Correct. Bit shifting is fast, so multiplication and division by constants that are powers of two are often optimized to bit shifts.
The optimization differs though depending on whether you are dealing with signed or unsigned integers. For unsigned the case is simple. A shift right (logical = zero fill the vacated bits) divides by 2, rounding odd numbers down. For signed numbers a simple shift right (arithmetic = sign extend the vacated bits) will also divide by 2, and round odd numbers down. However, signed numbers are generally rounded towards 0. This means positive numbers are rounded down, and negative numbers are rounded up. To do this, a correction must be performed in case the number was negative. Without the correction you'd get results like -1 / 2 = -1, or -1 / 4 = -1. With the correction, which the compiler will automatically insert for signed values, -1 / 2 = 0. To do this, the sign bit is added back into the low order bits of the value that are being shifted out before the shift is performed. The number of bits affected depends on the power of 2 you are dividing by. In general, you need to add (divisor - 1) to the value before shifting, if the number was negative. Because of this correction, you need an extra 2-3 instructions ahead of the shift, or more depending on compiler and optimization settings. All of this will still be much faster than an actual divide instruction, however the optimization is less for signed values than for unsigned values.
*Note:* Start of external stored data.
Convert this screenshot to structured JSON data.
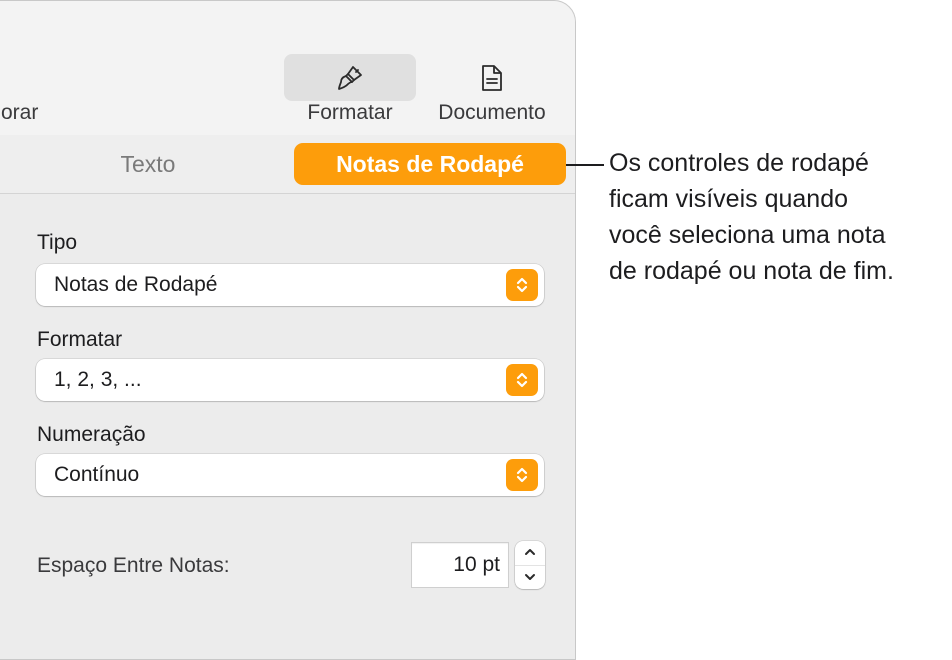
{
  "toolbar": {
    "partial_label": "orar",
    "buttons": [
      {
        "label": "Formatar",
        "icon": "paintbrush-icon",
        "active": true
      },
      {
        "label": "Documento",
        "icon": "document-icon",
        "active": false
      }
    ]
  },
  "tabs": [
    {
      "label": "Texto",
      "active": false
    },
    {
      "label": "Notas de Rodapé",
      "active": true
    }
  ],
  "fields": {
    "tipo": {
      "label": "Tipo",
      "value": "Notas de Rodapé"
    },
    "formatar": {
      "label": "Formatar",
      "value": "1, 2, 3, ..."
    },
    "numeracao": {
      "label": "Numeração",
      "value": "Contínuo"
    }
  },
  "spacing": {
    "label": "Espaço Entre Notas:",
    "value": "10 pt"
  },
  "callout": {
    "text": "Os controles de rodapé\nficam visíveis quando\nvocê seleciona uma nota\nde rodapé ou nota de fim."
  },
  "colors": {
    "accent": "#fd9d0b",
    "panel": "#ececec",
    "toolbar": "#f3f3f3"
  }
}
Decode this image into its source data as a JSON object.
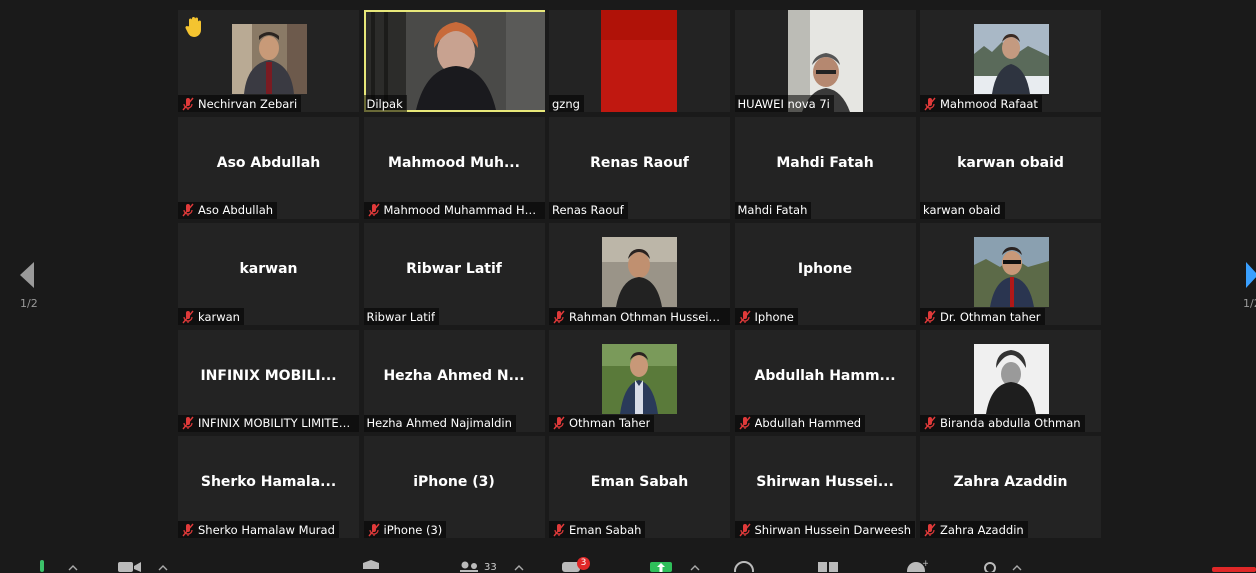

There are a number of other optimizations that also work better for unsigned values. A bit unfortunate, since many programmers are lazy and just type "int" when what they're really dealing with should be "unsigned int". I prefer environments that shorten this to things like "uint" or "sint" for signed or unsigned numbers. It makes it much more likely the programmer will declare what they actually need, rather than what's artificially convenient.
Of interesting note, since multiplication is so well behaved, even numbers that are not powers of two were often implemented with bit shifts and adds, since this used to be faster than a simple multiply instruction. To multiply a * 9 = a * (8 + 1) = a * 8 + a, you can shift left by 3 (multiply by 8 ), and add in the source (the 1) to obtain the result of multiplying by 9. This was aided by instructions such as LEA (Load Effective Address). LEA can be used to calculate memory addresses, using the memory addressing mechanism available to most instructions. Despite it's appearance the LEA instruction is an arithmetic instruction, not a memory access instruction. The LEA instruction makes use of the SIB (Scale/Index/Base) byte used by memory instructions to perform (scale * index + base). The SIB byte encodes two registers (the base and the index) in 3-bits each (there are 8 general purpose registers), and uses the remaining 2 bits to specify a scale of either 1, 2, 4, or 8. This was to aid in array address calculations, since elements sizes were typically 1, 2, 4, or 8 bytes. However, by setting the base and the index to the same register, this allows the CPU to multiply by 2, 3, 5, or 9, using only 1 fast simple instruction. The encoding of the shift instruction is smaller than LEA, so SHL makes a better choice than LEA when multiplying by 2.